Thursday marks one year since the wrongful imprisonment of Luis Fernando Camacho, governor of Bolivia’s most important region and the No. 1 enemy of the Movement Towards Socialism (MAS) regime.
After more than 40 heavily armed state agents — dressed in plain clothes, their faces covered — violently arrested him without a warrant, Camacho was transferred by military helicopter to La Paz and kept captive in the infamous Chonchocoro prison (reserved for Bolivia’s most dangerous criminals).
His crime? Having led the nationwide nonviolent demonstrations that ended in the resignation of MAS’ authoritarian leader, Evo Morales, in 2019.
Luis Arce’s successor government dubs Camacho a terrorist for calling for protests of Morales’ electoral fraud after the former president ignored the result of a 2016 referendum in which the Bolivian people rejected his bid for indefinite reelection.
Like Bolivia’s more than 200 other political prisoners, Camacho has yet to face trial.
The government seeks to punish his legitimate exercise of the freedoms of expression and assembly.
If trying to silence Camacho wasn’t bad enough, the MAS has tried to prevent him serving as Santa Cruz governor.
The day after Camacho’s arrest, a government-subservient judge ordered him detained for four months, despite him posing no flight risk as a public official.
Since then, Camacho’s pretrial detention has been extended five times, while MAS has initiated six different criminal actions against him for another 15 bogus crimes, including “breach of duties,” “resolutions contrary to the constitution” and “desecration of national symbols.”
Camacho’s ordeal isn’t anything new for political prisoners under the MAS regime.
Santa Cruz Legislative Assembly President Zvonko Matkovic spent 10 years in prison without a conviction between 2010 and 2020; a former opposition public official, José María Bakovic, spent eight years facing up to 76 criminal cases until he died in custody.
The MAS regime also retaliates against critics within its party: Marco Aramayo, former director of the Indigenous Fund, was subjected to more than 250 criminal cases for denouncing his party’s corruption and died in April 2022 after spending seven years in jail without being convicted.
During his year of confinement in Chonchocoro, Camacho and his family have been victims of multiple human-rights violations.
Camacho’s life is in imminent danger, not just because Chonchocoro is the Bolivian jail where more Santa Cruz inmates have been murdered than any others.
He suffers from an underlying illness that requires special treatment in an appropriate medical center.
Despite this, the Arce government has restricted Camacho’s access to medicine and treatment, putting his life in danger several times.
He has lost more than 40 pounds and is showing signs of serious physical deterioration.
He’s also not allowed to receive sunlight and hasn’t been permitted physical exercise, as his lawyers have repeatedly requested.
Shock groups of government supporters hold “vigils” and dig ditches on the road to Chonchocoro to harass, threaten, beat and make it difficult for doctors, relatives and lawyers to enter.
Camacho and his wife have been victims of cruel and degrading treatment, through the installation of a spy camera in his cell to exert psychological torture.
A government representative justified this by saying: “The camera will show and will be proof of all the privileges that this man enjoys.”
The United Nations special rapporteur on the independence of judges and lawyers noted with “concern” in 2022 that the crime of “terrorism” in Bolivian legislation is an “ambiguous criminal type.”

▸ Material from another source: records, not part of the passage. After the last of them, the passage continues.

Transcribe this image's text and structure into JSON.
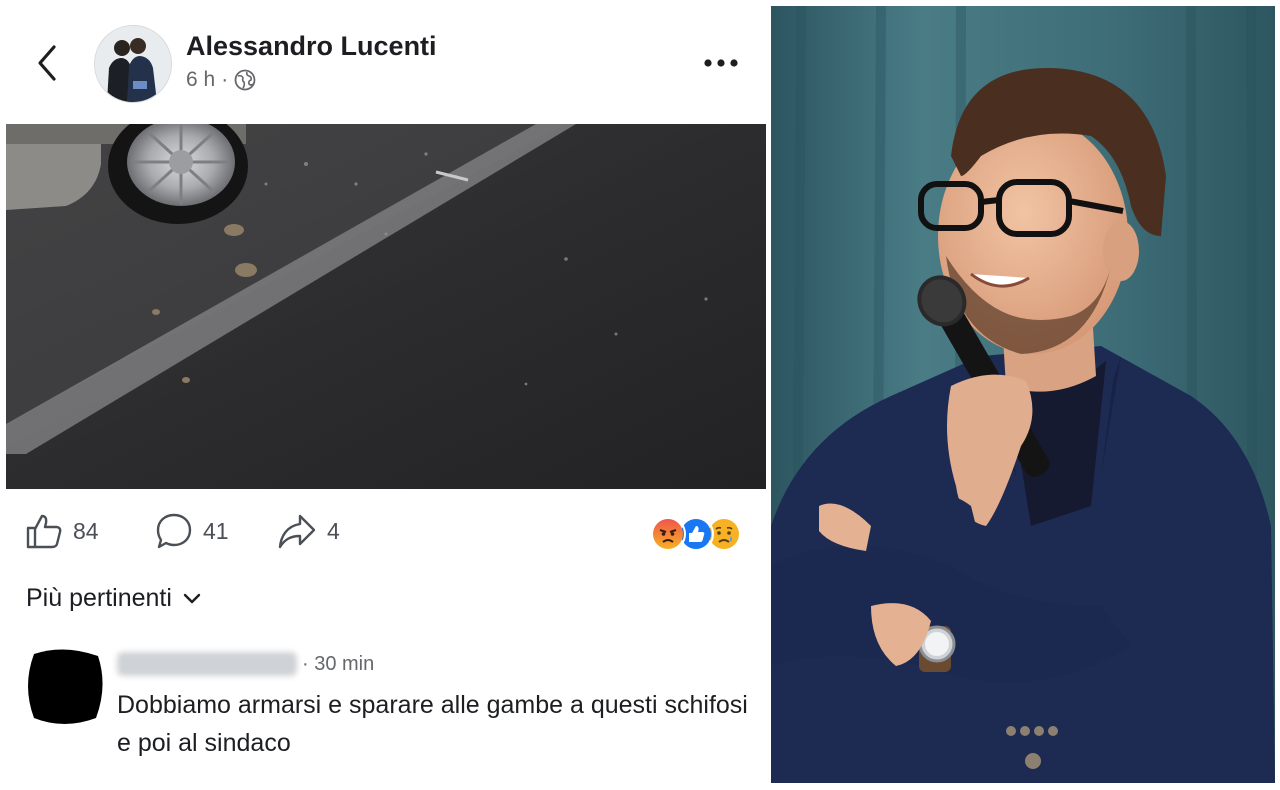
{
  "post": {
    "author": "Alessandro Lucenti",
    "time": "6 h",
    "separator": "·",
    "audience_icon": "globe-icon"
  },
  "actions": {
    "likes": "84",
    "comments": "41",
    "shares": "4"
  },
  "reactions": [
    "angry-reaction-icon",
    "like-reaction-icon",
    "sad-reaction-icon"
  ],
  "sort": {
    "label": "Più pertinenti"
  },
  "comment": {
    "time": "30 min",
    "text": "Dobbiamo armarsi e sparare alle gambe a questi schifosi e poi al sindaco"
  },
  "colors": {
    "facebook_blue": "#1877f2",
    "text_primary": "#1c1e21",
    "text_secondary": "#65676b",
    "angry": "#f0554a",
    "sad": "#f7b125",
    "curtain": "#3f6f7a",
    "jacket": "#1d2a52"
  }
}
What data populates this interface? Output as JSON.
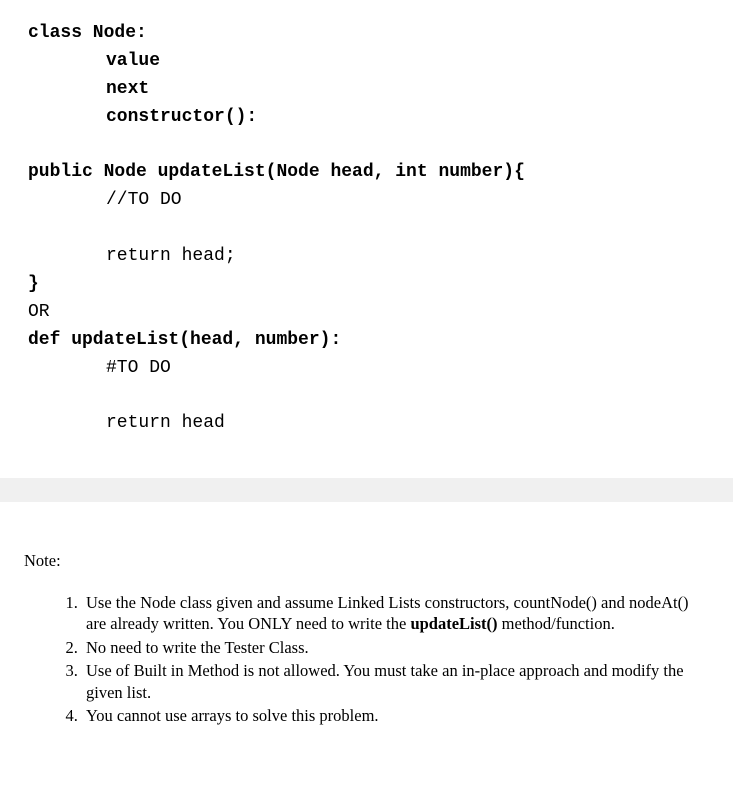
{
  "code": {
    "line1": "class Node:",
    "line2": "value",
    "line3": "next",
    "line4": "constructor():",
    "line5": "public Node updateList(Node head, int number){",
    "line6": "//TO DO",
    "line7": "return head;",
    "line8": "}",
    "line9": "OR",
    "line10": "def updateList(head, number):",
    "line11": "#TO DO",
    "line12": "return head"
  },
  "note": {
    "label": "Note:",
    "items": {
      "n1a": "Use the Node class given and assume Linked Lists constructors, countNode() and nodeAt() are already written. You ONLY need to write the ",
      "n1b": "updateList()",
      "n1c": " method/function.",
      "n2": "No need to write the Tester Class.",
      "n3": "Use of Built in Method is not allowed. You must take an in-place approach and modify the given list.",
      "n4": "You cannot use arrays to solve this problem."
    }
  }
}
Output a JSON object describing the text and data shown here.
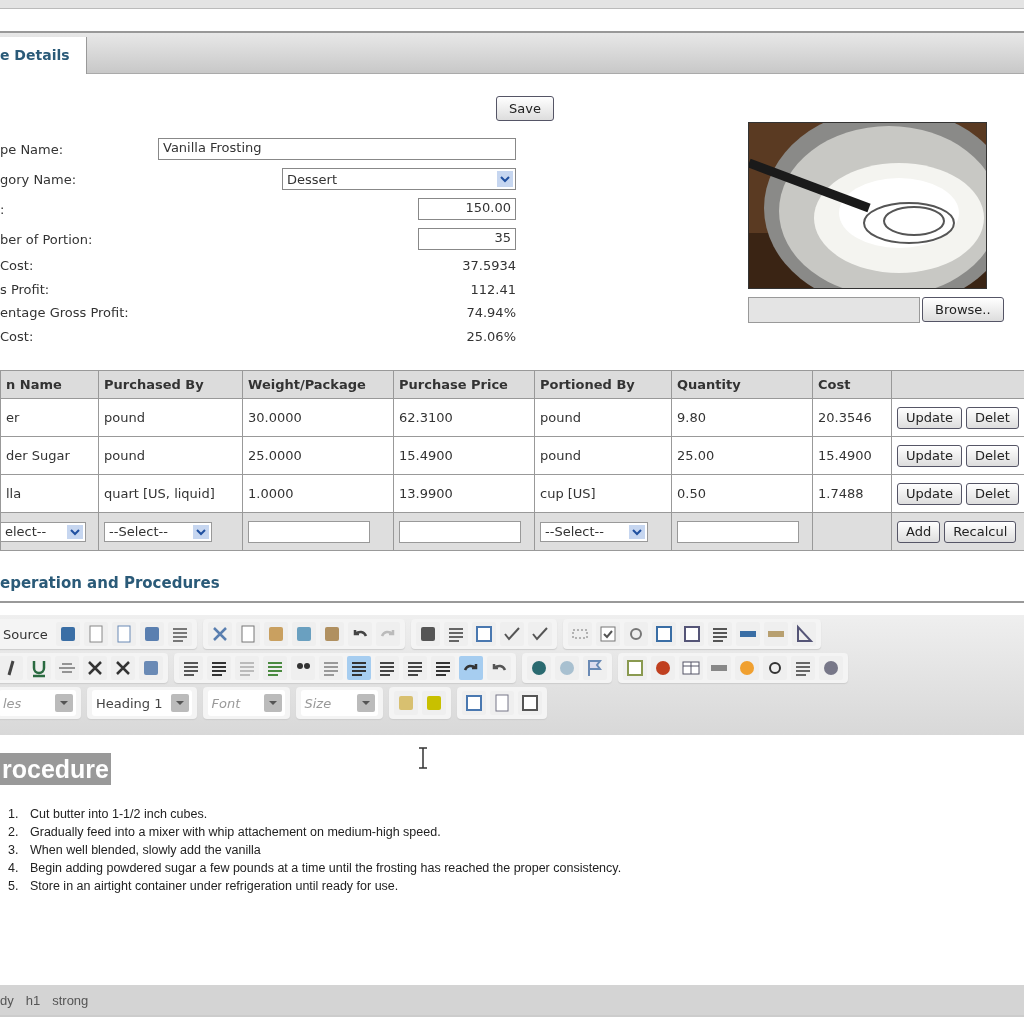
{
  "tabs": [
    {
      "label": "e Details",
      "selected": true
    }
  ],
  "form": {
    "save_button": "Save",
    "fields": [
      {
        "label": "pe Name:",
        "kind": "text",
        "value": "Vanilla Frosting"
      },
      {
        "label": "gory Name:",
        "kind": "select",
        "value": "Dessert"
      },
      {
        "label": ":",
        "kind": "number",
        "value": "150.00"
      },
      {
        "label": "ber of Portion:",
        "kind": "number",
        "value": "35"
      },
      {
        "label": "Cost:",
        "kind": "readout",
        "value": "37.5934"
      },
      {
        "label": "s Profit:",
        "kind": "readout",
        "value": "112.41"
      },
      {
        "label": "entage Gross Profit:",
        "kind": "readout",
        "value": "74.94%"
      },
      {
        "label": "Cost:",
        "kind": "readout",
        "value": "25.06%"
      }
    ],
    "browse_button": "Browse.."
  },
  "table": {
    "columns": [
      "n Name",
      "Purchased By",
      "Weight/Package",
      "Purchase Price",
      "Portioned By",
      "Quantity",
      "Cost"
    ],
    "rows": [
      {
        "cells": [
          "er",
          "pound",
          "30.0000",
          "62.3100",
          "pound",
          "9.80",
          "20.3546"
        ],
        "buttons": [
          "Update",
          "Delet"
        ]
      },
      {
        "cells": [
          "der Sugar",
          "pound",
          "25.0000",
          "15.4900",
          "pound",
          "25.00",
          "15.4900"
        ],
        "buttons": [
          "Update",
          "Delet"
        ]
      },
      {
        "cells": [
          "lla",
          "quart [US, liquid]",
          "1.0000",
          "13.9900",
          "cup [US]",
          "0.50",
          "1.7488"
        ],
        "buttons": [
          "Update",
          "Delet"
        ]
      }
    ],
    "new_row": {
      "cells": [
        {
          "kind": "select",
          "value": "elect--"
        },
        {
          "kind": "select",
          "value": "--Select--"
        },
        {
          "kind": "input"
        },
        {
          "kind": "input"
        },
        {
          "kind": "select",
          "value": "--Select--"
        },
        {
          "kind": "input"
        },
        {
          "kind": "empty"
        }
      ],
      "buttons": [
        "Add",
        "Recalcul"
      ]
    }
  },
  "section_title": "eperation and Procedures",
  "editor": {
    "toolbar": [
      [
        [
          {
            "kind": "source",
            "label": "Source"
          },
          {
            "kind": "icon",
            "selected": false
          },
          {
            "kind": "icon",
            "selected": false
          },
          {
            "kind": "icon",
            "selected": false
          },
          {
            "kind": "icon",
            "selected": false
          },
          {
            "kind": "icon",
            "selected": false
          }
        ],
        [
          {
            "kind": "icon",
            "selected": false
          },
          {
            "kind": "icon",
            "selected": false
          },
          {
            "kind": "icon",
            "selected": false
          },
          {
            "kind": "icon",
            "selected": false
          },
          {
            "kind": "icon",
            "selected": false
          },
          {
            "kind": "icon",
            "selected": false
          },
          {
            "kind": "icon",
            "selected": false
          }
        ],
        [
          {
            "kind": "icon",
            "selected": false
          },
          {
            "kind": "icon",
            "selected": false
          },
          {
            "kind": "icon",
            "selected": false
          },
          {
            "kind": "icon",
            "selected": false
          },
          {
            "kind": "icon",
            "selected": false
          }
        ],
        [
          {
            "kind": "icon",
            "selected": false
          },
          {
            "kind": "icon",
            "selected": false
          },
          {
            "kind": "icon",
            "selected": false
          },
          {
            "kind": "icon",
            "selected": false
          },
          {
            "kind": "icon",
            "selected": false
          },
          {
            "kind": "icon",
            "selected": false
          },
          {
            "kind": "icon",
            "selected": false
          },
          {
            "kind": "icon",
            "selected": false
          },
          {
            "kind": "icon",
            "selected": false
          }
        ]
      ],
      [
        [
          {
            "kind": "icon",
            "selected": false
          },
          {
            "kind": "icon",
            "selected": false
          },
          {
            "kind": "icon",
            "selected": false
          },
          {
            "kind": "icon",
            "selected": false
          },
          {
            "kind": "icon",
            "selected": false
          },
          {
            "kind": "icon",
            "selected": false
          }
        ],
        [
          {
            "kind": "icon",
            "selected": false
          },
          {
            "kind": "icon",
            "selected": false
          },
          {
            "kind": "icon",
            "selected": false
          },
          {
            "kind": "icon",
            "selected": false
          },
          {
            "kind": "icon",
            "selected": false
          },
          {
            "kind": "icon",
            "selected": false
          },
          {
            "kind": "icon",
            "selected": true
          },
          {
            "kind": "icon",
            "selected": false
          },
          {
            "kind": "icon",
            "selected": false
          },
          {
            "kind": "icon",
            "selected": false
          },
          {
            "kind": "icon",
            "selected": true
          },
          {
            "kind": "icon",
            "selected": false
          }
        ],
        [
          {
            "kind": "icon",
            "selected": false
          },
          {
            "kind": "icon",
            "selected": false
          },
          {
            "kind": "icon",
            "selected": false
          }
        ],
        [
          {
            "kind": "icon",
            "selected": false
          },
          {
            "kind": "icon",
            "selected": false
          },
          {
            "kind": "icon",
            "selected": false
          },
          {
            "kind": "icon",
            "selected": false
          },
          {
            "kind": "icon",
            "selected": false
          },
          {
            "kind": "icon",
            "selected": false
          },
          {
            "kind": "icon",
            "selected": false
          },
          {
            "kind": "icon",
            "selected": false
          }
        ]
      ],
      [
        [
          {
            "kind": "combo",
            "placeholder": "les"
          }
        ],
        [
          {
            "kind": "combo",
            "value": "Heading 1"
          }
        ],
        [
          {
            "kind": "combo",
            "placeholder": "Font"
          }
        ],
        [
          {
            "kind": "combo",
            "placeholder": "Size"
          }
        ],
        [
          {
            "kind": "icon",
            "selected": false
          },
          {
            "kind": "icon",
            "selected": false
          }
        ],
        [
          {
            "kind": "icon",
            "selected": false
          },
          {
            "kind": "icon",
            "selected": false
          },
          {
            "kind": "icon",
            "selected": false
          }
        ]
      ]
    ],
    "heading": "rocedure",
    "steps": [
      {
        "number": "1.",
        "text": "Cut butter into 1-1/2 inch cubes."
      },
      {
        "number": "2.",
        "text": "Gradually feed into a mixer with whip attachement on medium-high speed."
      },
      {
        "number": "3.",
        "text": "When well blended, slowly add the vanilla"
      },
      {
        "number": "4.",
        "text": "Begin adding powdered sugar a few pounds at a time until the frosting has reached the proper consistency."
      },
      {
        "number": "5.",
        "text": "Store in an airtight container under refrigeration until ready for use."
      }
    ],
    "path": [
      "dy",
      "h1",
      "strong"
    ]
  }
}
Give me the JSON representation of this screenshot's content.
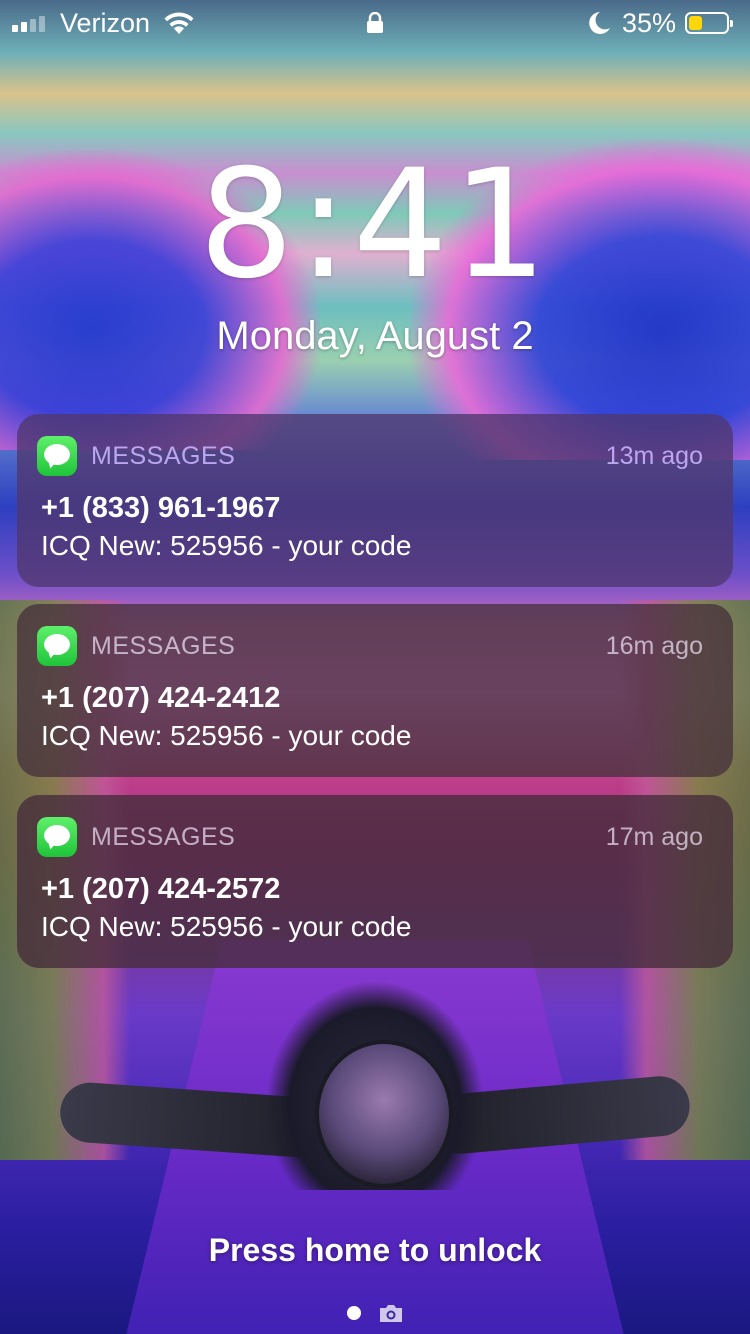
{
  "status_bar": {
    "carrier": "Verizon",
    "signal_bars": 2,
    "signal_bars_total": 4,
    "battery_percent": "35%",
    "battery_level": 0.35,
    "battery_color": "#ffd60a",
    "icons": [
      "signal-icon",
      "wifi-icon",
      "lock-icon",
      "moon-icon",
      "battery-icon"
    ]
  },
  "lock_screen": {
    "time": "8:41",
    "date": "Monday, August 2",
    "unlock_hint": "Press home to unlock"
  },
  "notifications": [
    {
      "app": "MESSAGES",
      "time_ago": "13m ago",
      "sender": "+1 (833) 961-1967",
      "body": "ICQ New: 525956 - your code"
    },
    {
      "app": "MESSAGES",
      "time_ago": "16m ago",
      "sender": "+1 (207) 424-2412",
      "body": "ICQ New: 525956 - your code"
    },
    {
      "app": "MESSAGES",
      "time_ago": "17m ago",
      "sender": "+1 (207) 424-2572",
      "body": "ICQ New: 525956 - your code"
    }
  ],
  "page_indicator": {
    "icons": [
      "page-dot",
      "camera-icon"
    ]
  },
  "colors": {
    "messages_green": "#34c759"
  }
}
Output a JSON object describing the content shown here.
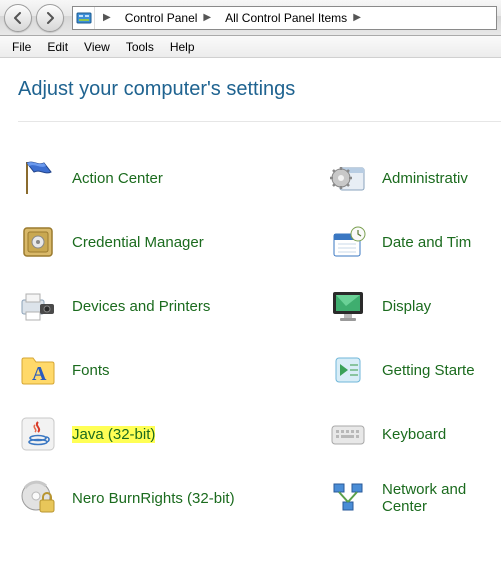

The Interdisciplinary Group of Independent Experts for Bolivia, created by the Inter-American Commission on Human Rights, in 2021 recommended changing the “vague and abstract” terrorism offense “to the principle of legality and international standards,” saying its “arbitrary” application is part of a “pattern of political use of the criminal legislation.”
Camacho’s wrongful arrest and arbitrary detention is a grave abuse of power and a miscarriage of justice against Bolivia’s main opposition leader.
It demonstrates the absence of an authentically democratic system and ratifies the tyrannical nature of the MAS regime.
The Biden administration and democratic heads of state in Latin America, as well as international organizations devoted to the promotion of human rights in the region, should call on the Bolivian government to release all political prisoners immediately.
Javier El-Hage is the chief legal officer for the Human Rights Foundation. Luis Yáñez is a Bolivian constitutional-law author. They act as Gov. Camacho’s international co-counsel.